Une mémoire disproportionnée a un autre inconvénient ; elle favorise la tricherie et encourage la paresse.

Faire un effort personnel, juger par soi-même coûte toujours un peu ; on servira l’opinion de son journal ; si on écrit un livre, on multipliera les citations. Dans les circonstances délicates de la vie, on attendra les jugements des autres pour les adopter. Cela est sot et dangereux, car les facultés mentales se paralysent quand on ne les exerce pas ; moins on exerce son jugement, moins on en a. Un élève paresseux, qui a de la mémoire, préférera apprendre bêtement le mot à mot d’un morceau qu’il ne comprend pas, plutôt que d’en chercher le sens, ce qui lui coûterait un bien petit effort.

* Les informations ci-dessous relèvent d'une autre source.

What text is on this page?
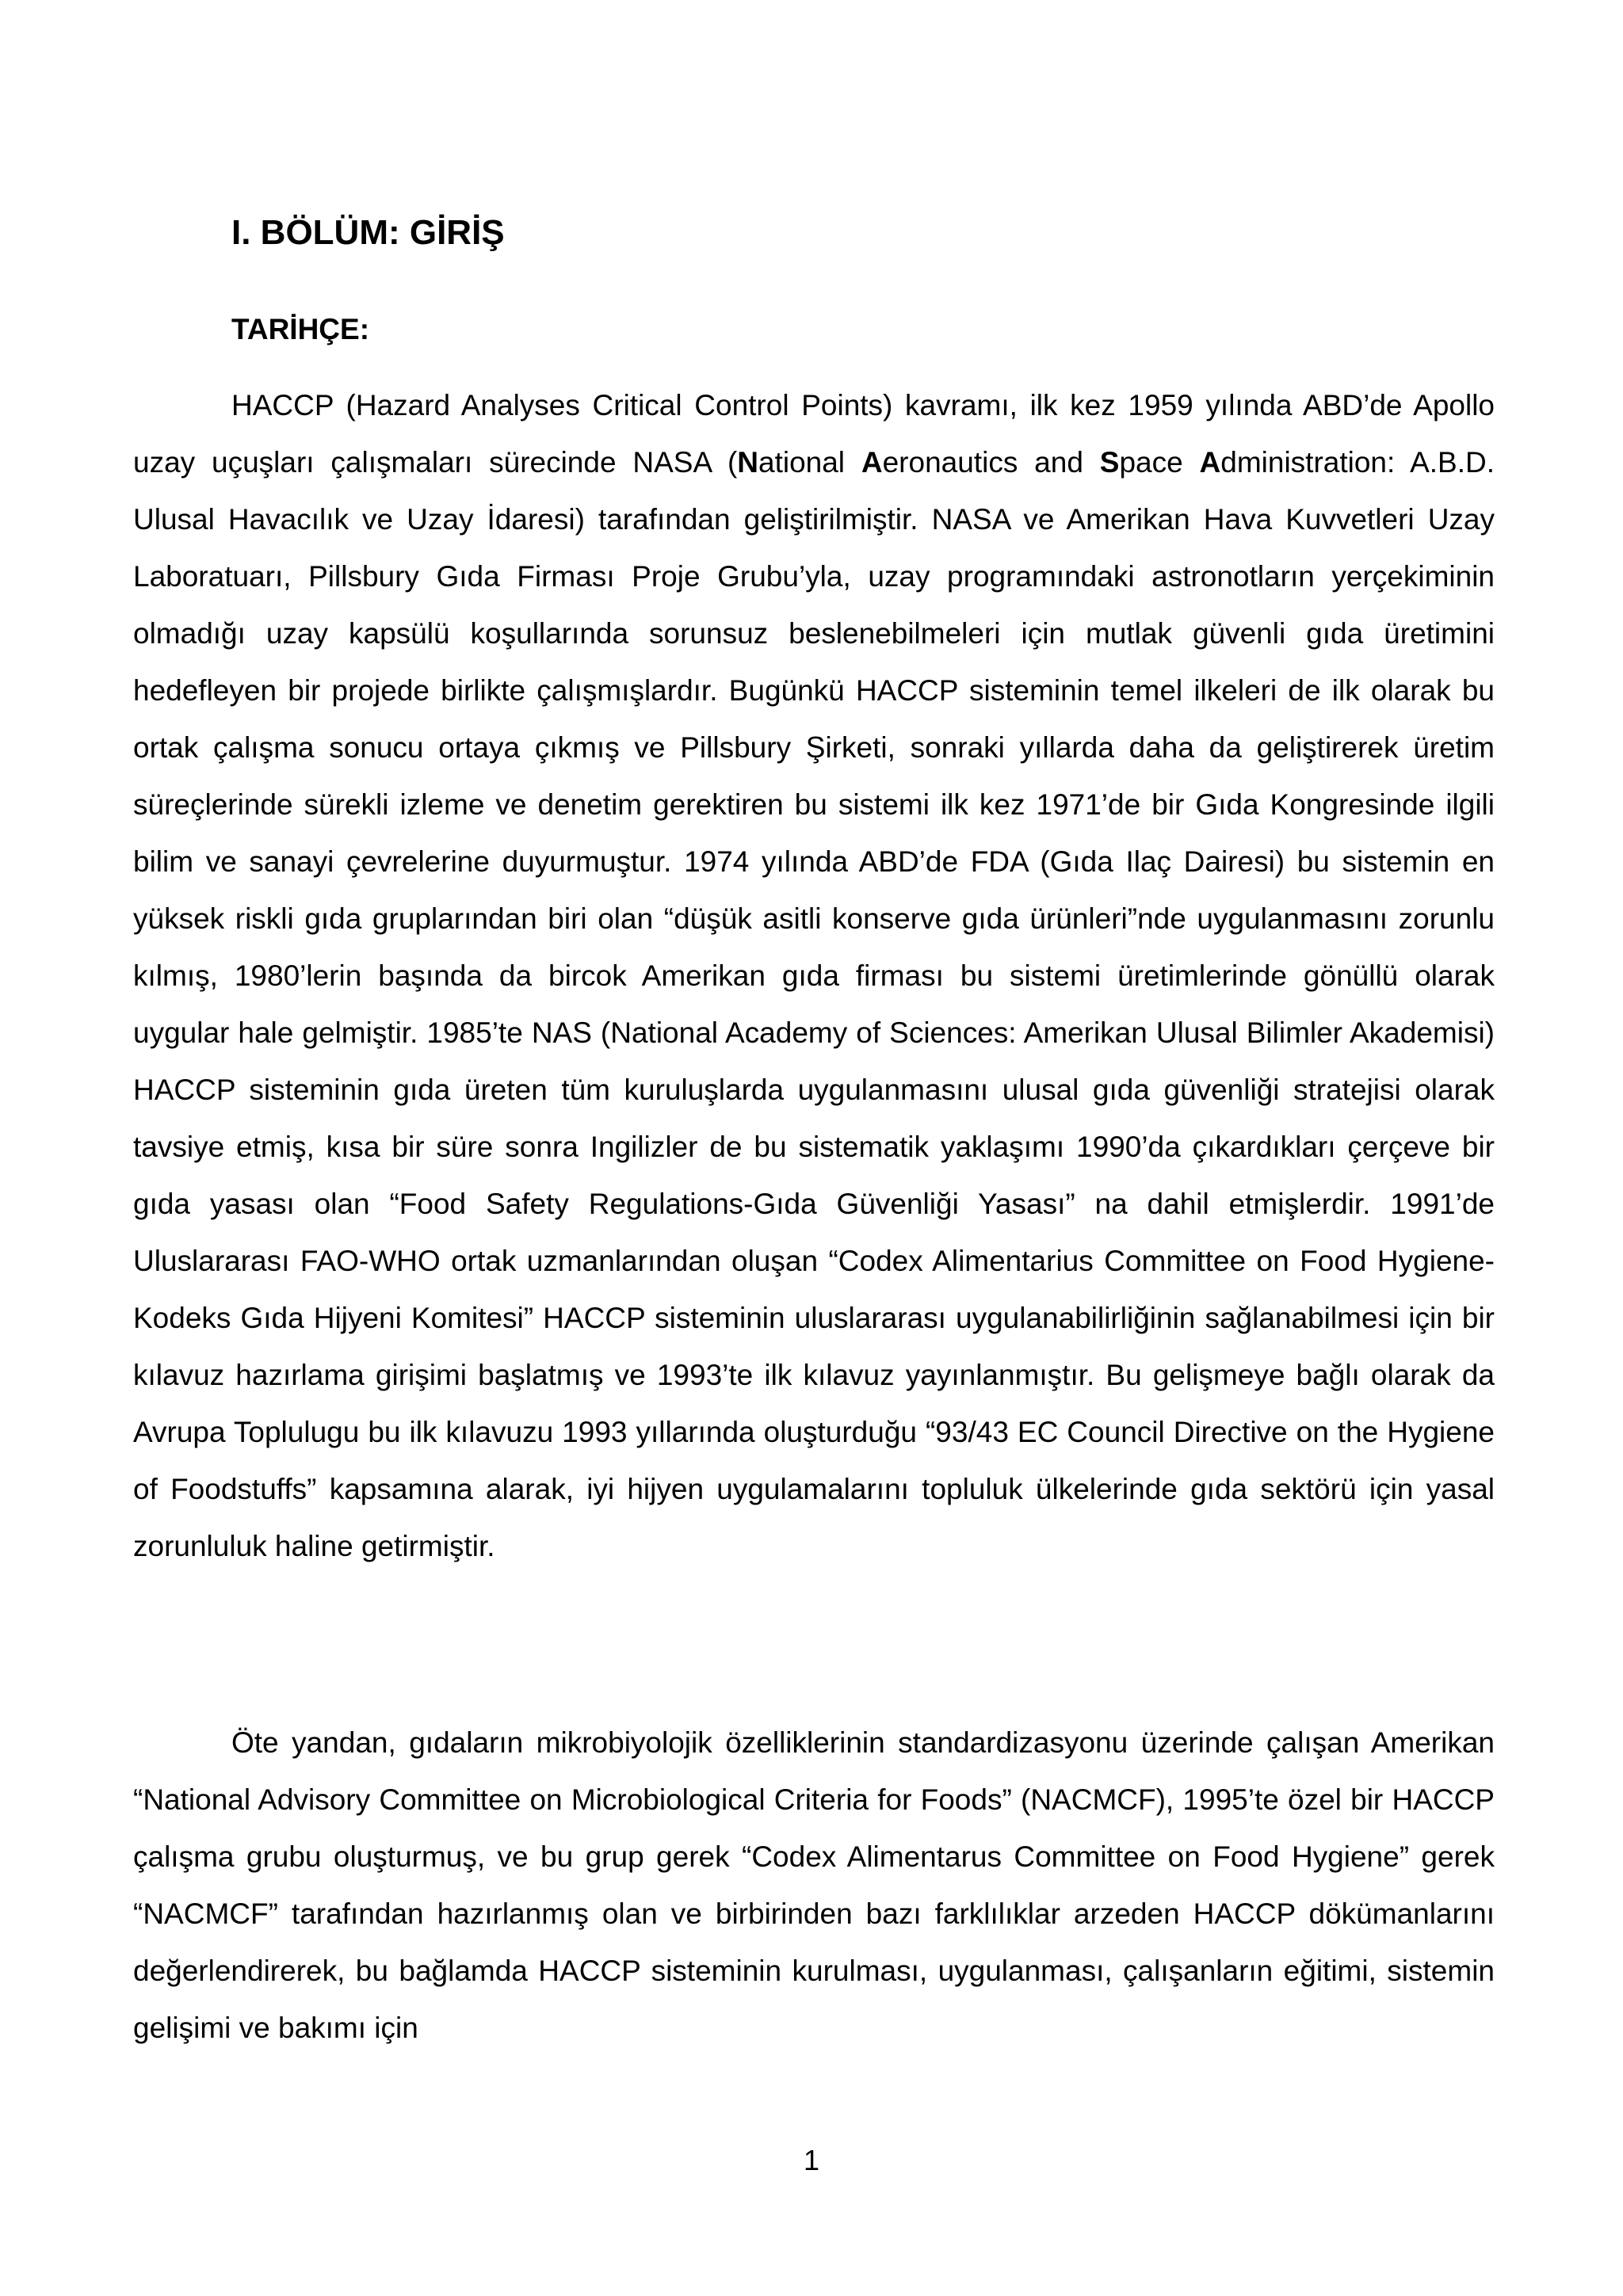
I. BÖLÜM: GİRİŞ
TARİHÇE:

HACCP (Hazard Analyses Critical Control Points) kavramı, ilk kez 1959 yılında ABD’de Apollo uzay uçuşları çalışmaları sürecinde NASA (National Aeronautics and Space Administration: A.B.D. Ulusal Havacılık ve Uzay İdaresi) tarafından geliştirilmiştir. NASA ve Amerikan Hava Kuvvetleri Uzay Laboratuarı, Pillsbury Gıda Firması Proje Grubu’yla, uzay programındaki astronotların yerçekiminin olmadığı uzay kapsülü koşullarında sorunsuz beslenebilmeleri için mutlak güvenli gıda üretimini hedefleyen bir projede birlikte çalışmışlardır. Bugünkü HACCP sisteminin temel ilkeleri de ilk olarak bu ortak çalışma sonucu ortaya çıkmış ve Pillsbury Şirketi, sonraki yıllarda daha da geliştirerek üretim süreçlerinde sürekli izleme ve denetim gerektiren bu sistemi ilk kez 1971’de bir Gıda Kongresinde ilgili bilim ve sanayi çevrelerine duyurmuştur. 1974 yılında ABD’de FDA (Gıda Ilaç Dairesi) bu sistemin en yüksek riskli gıda gruplarından biri olan “düşük asitli konserve gıda ürünleri”nde uygulanmasını zorunlu kılmış, 1980’lerin başında da bircok Amerikan gıda firması bu sistemi üretimlerinde gönüllü olarak uygular hale gelmiştir. 1985’te NAS (National Academy of Sciences: Amerikan Ulusal Bilimler Akademisi) HACCP sisteminin gıda üreten tüm kuruluşlarda uygulanmasını ulusal gıda güvenliği stratejisi olarak tavsiye etmiş, kısa bir süre sonra Ingilizler de bu sistematik yaklaşımı 1990’da çıkardıkları çerçeve bir gıda yasası olan “Food Safety Regulations-Gıda Güvenliği Yasası” na dahil etmişlerdir. 1991’de Uluslararası FAO-WHO ortak uzmanlarından oluşan “Codex Alimentarius Committee on Food Hygiene-Kodeks Gıda Hijyeni Komitesi” HACCP sisteminin uluslararası uygulanabilirliğinin sağlanabilmesi için bir kılavuz hazırlama girişimi başlatmış ve 1993’te ilk kılavuz yayınlanmıştır. Bu gelişmeye bağlı olarak da Avrupa Toplulugu bu ilk kılavuzu 1993 yıllarında oluşturduğu “93/43 EC Council Directive on the Hygiene of Foodstuffs” kapsamına alarak, iyi hijyen uygulamalarını topluluk ülkelerinde gıda sektörü için yasal zorunluluk haline getirmiştir.

Öte yandan, gıdaların mikrobiyolojik özelliklerinin standardizasyonu üzerinde çalışan Amerikan “National Advisory Committee on Microbiological Criteria for Foods” (NACMCF), 1995’te özel bir HACCP çalışma grubu oluşturmuş, ve bu grup gerek “Codex Alimentarus Committee on Food Hygiene” gerek “NACMCF” tarafından hazırlanmış olan ve birbirinden bazı farklılıklar arzeden HACCP dökümanlarını değerlendirerek, bu bağlamda HACCP sisteminin kurulması, uygulanması, çalışanların eğitimi, sistemin gelişimi ve bakımı için

1
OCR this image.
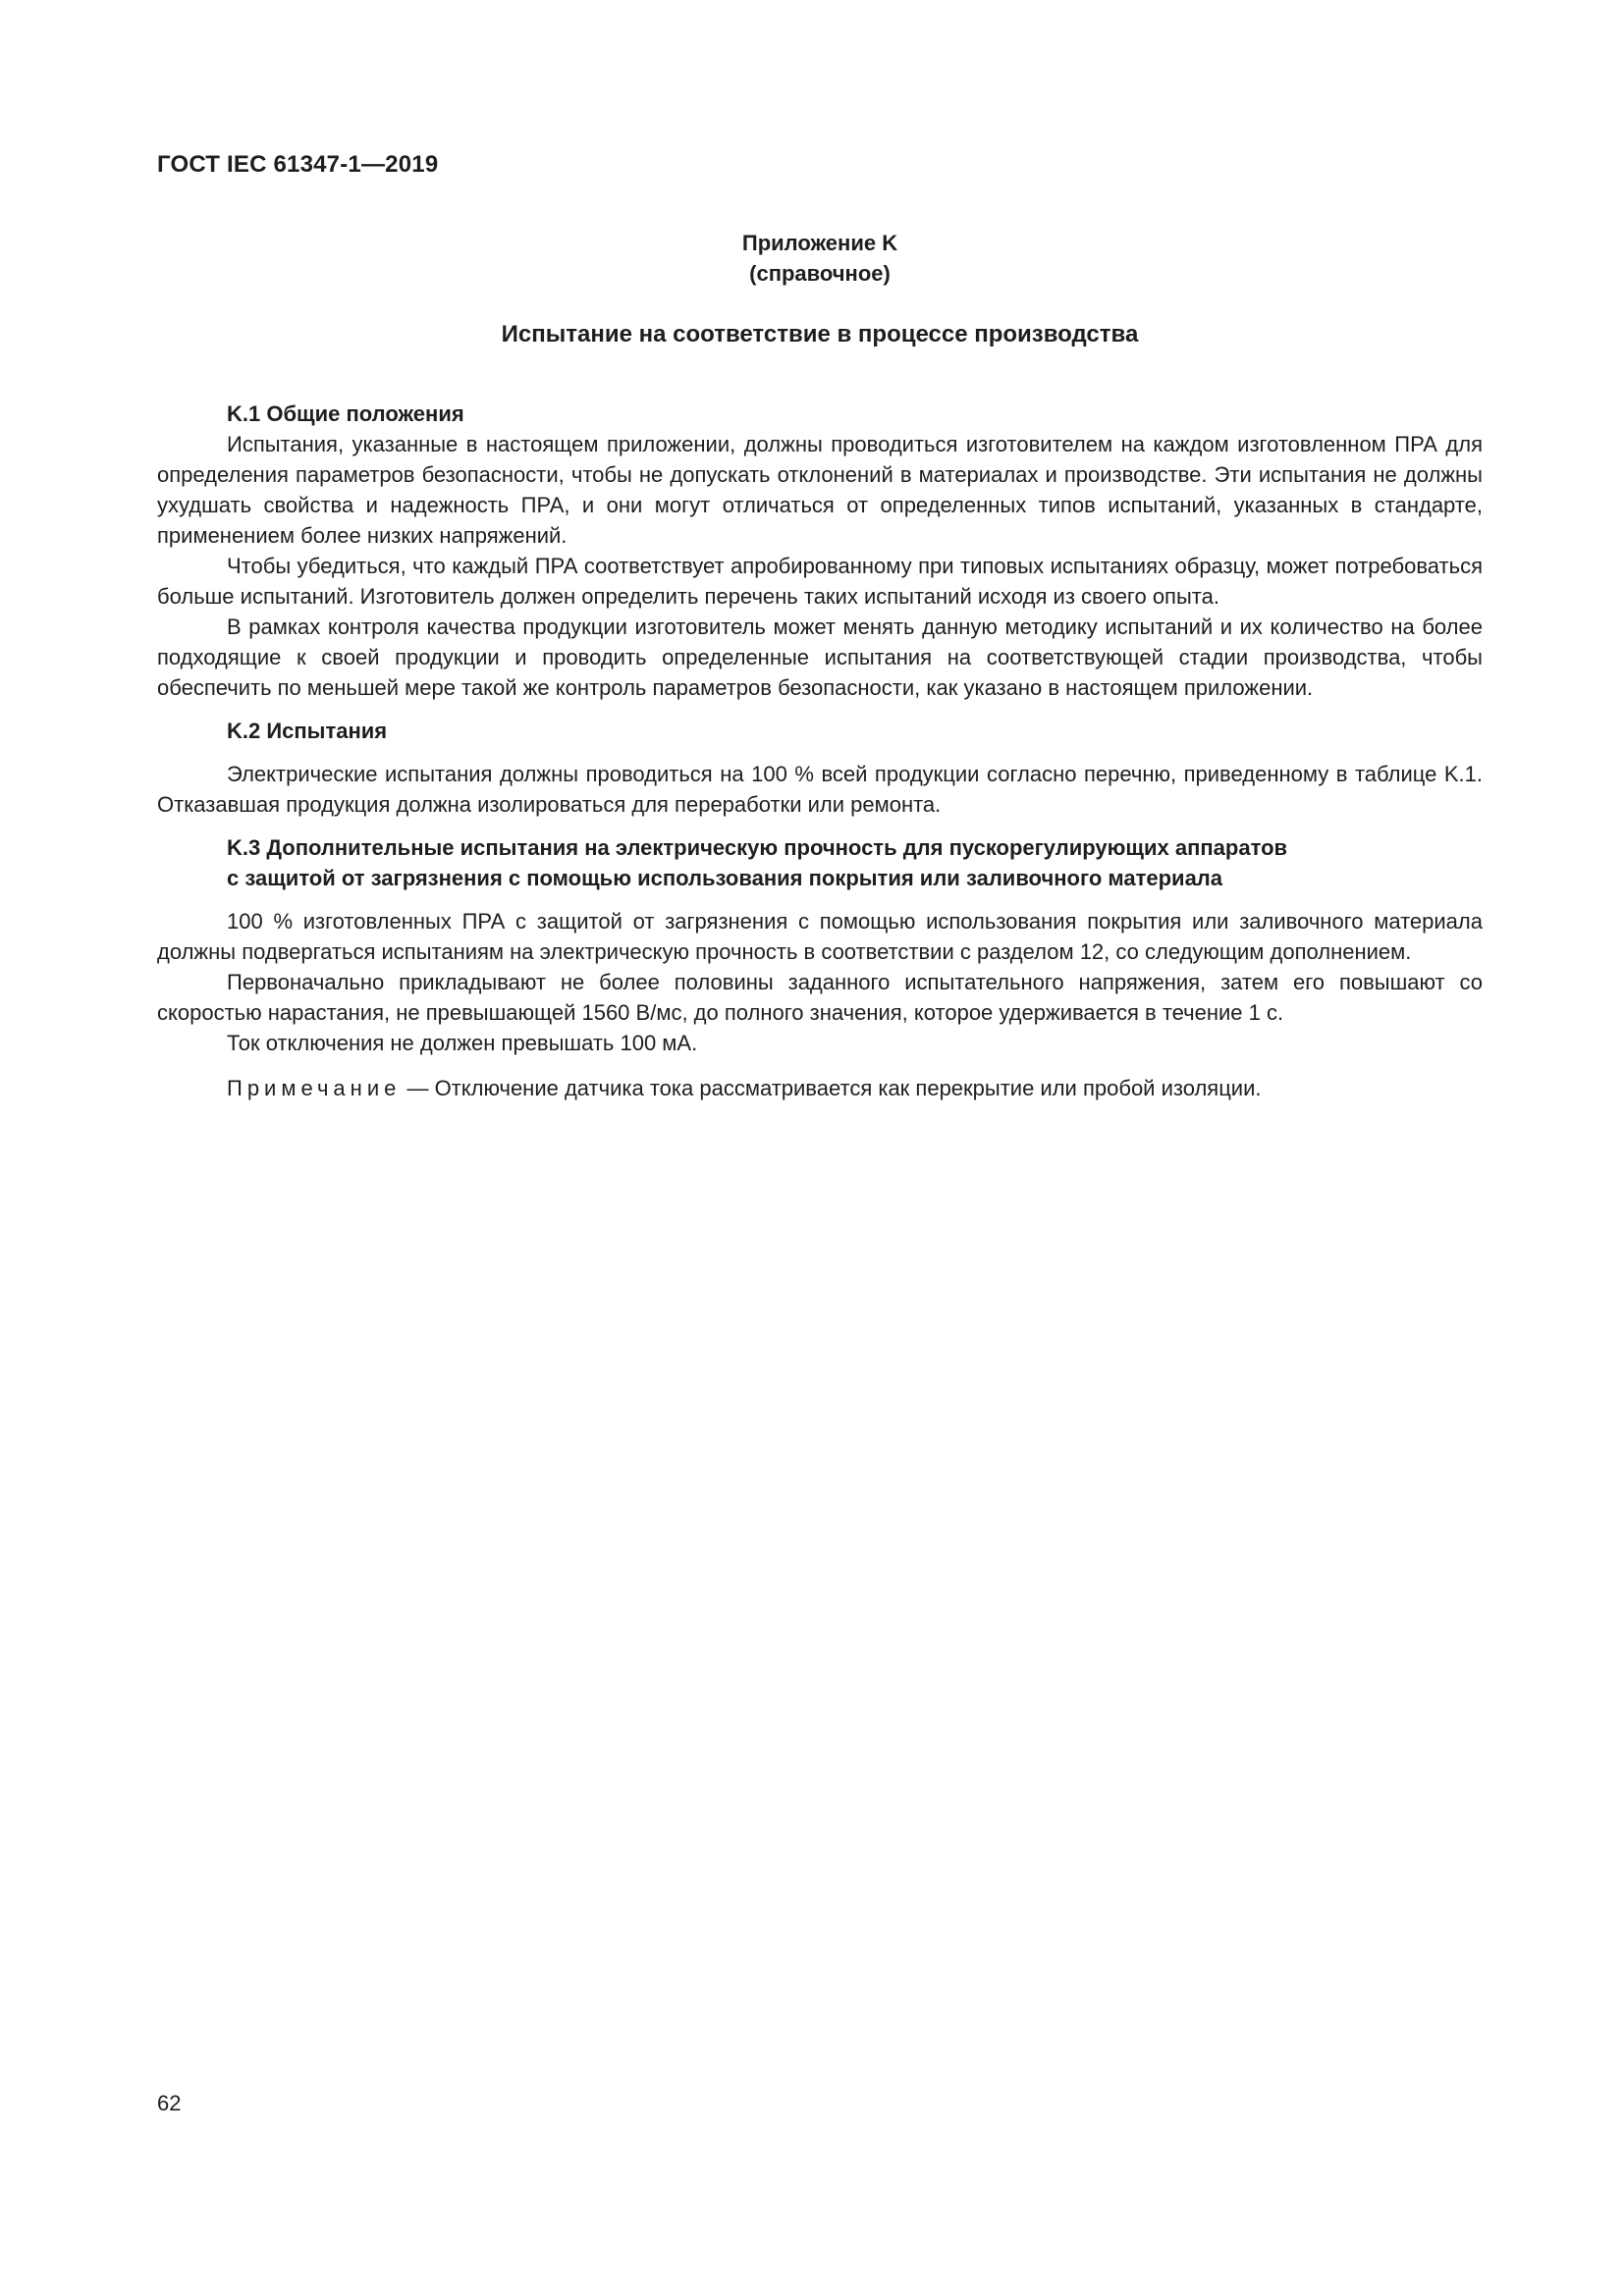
ГОСТ IEC 61347-1—2019
Приложение K
(справочное)
Испытание на соответствие в процессе производства
K.1 Общие положения

Испытания, указанные в настоящем приложении, должны проводиться изготовителем на каждом изготовленном ПРА для определения параметров безопасности, чтобы не допускать отклонений в материалах и производстве. Эти испытания не должны ухудшать свойства и надежность ПРА, и они могут отличаться от определенных типов испытаний, указанных в стандарте, применением более низких напряжений.

Чтобы убедиться, что каждый ПРА соответствует апробированному при типовых испытаниях образцу, может потребоваться больше испытаний. Изготовитель должен определить перечень таких испытаний исходя из своего опыта.

В рамках контроля качества продукции изготовитель может менять данную методику испытаний и их количество на более подходящие к своей продукции и проводить определенные испытания на соответствующей стадии производства, чтобы обеспечить по меньшей мере такой же контроль параметров безопасности, как указано в настоящем приложении.

K.2 Испытания

Электрические испытания должны проводиться на 100 % всей продукции согласно перечню, приведенному в таблице K.1. Отказавшая продукция должна изолироваться для переработки или ремонта.

K.3 Дополнительные испытания на электрическую прочность для пускорегулирующих аппаратов
с защитой от загрязнения с помощью использования покрытия или заливочного материала

100 % изготовленных ПРА с защитой от загрязнения с помощью использования покрытия или заливочного материала должны подвергаться испытаниям на электрическую прочность в соответствии с разделом 12, со следующим дополнением.

Первоначально прикладывают не более половины заданного испытательного напряжения, затем его повышают со скоростью нарастания, не превышающей 1560 В/мс, до полного значения, которое удерживается в течение 1 с.

Ток отключения не должен превышать 100 мА.

Примечание — Отключение датчика тока рассматривается как перекрытие или пробой изоляции.

62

J’ai observé les conséquences d’une mémoire exagérée chez un jeune Méridional qui est réellement très peu intelligent, et si ses parents ont réussi à le faire entrer dans une carrière libérale, c’est tout justement à cause de sa mémoire. Celle-ci est vraiment exceptionnelle ; il me fait l’effet d’un Bottin vivant ; il s’est servi de cette faculté merveilleuse pour cacher aux yeux de tous son incurable débilité d’esprit.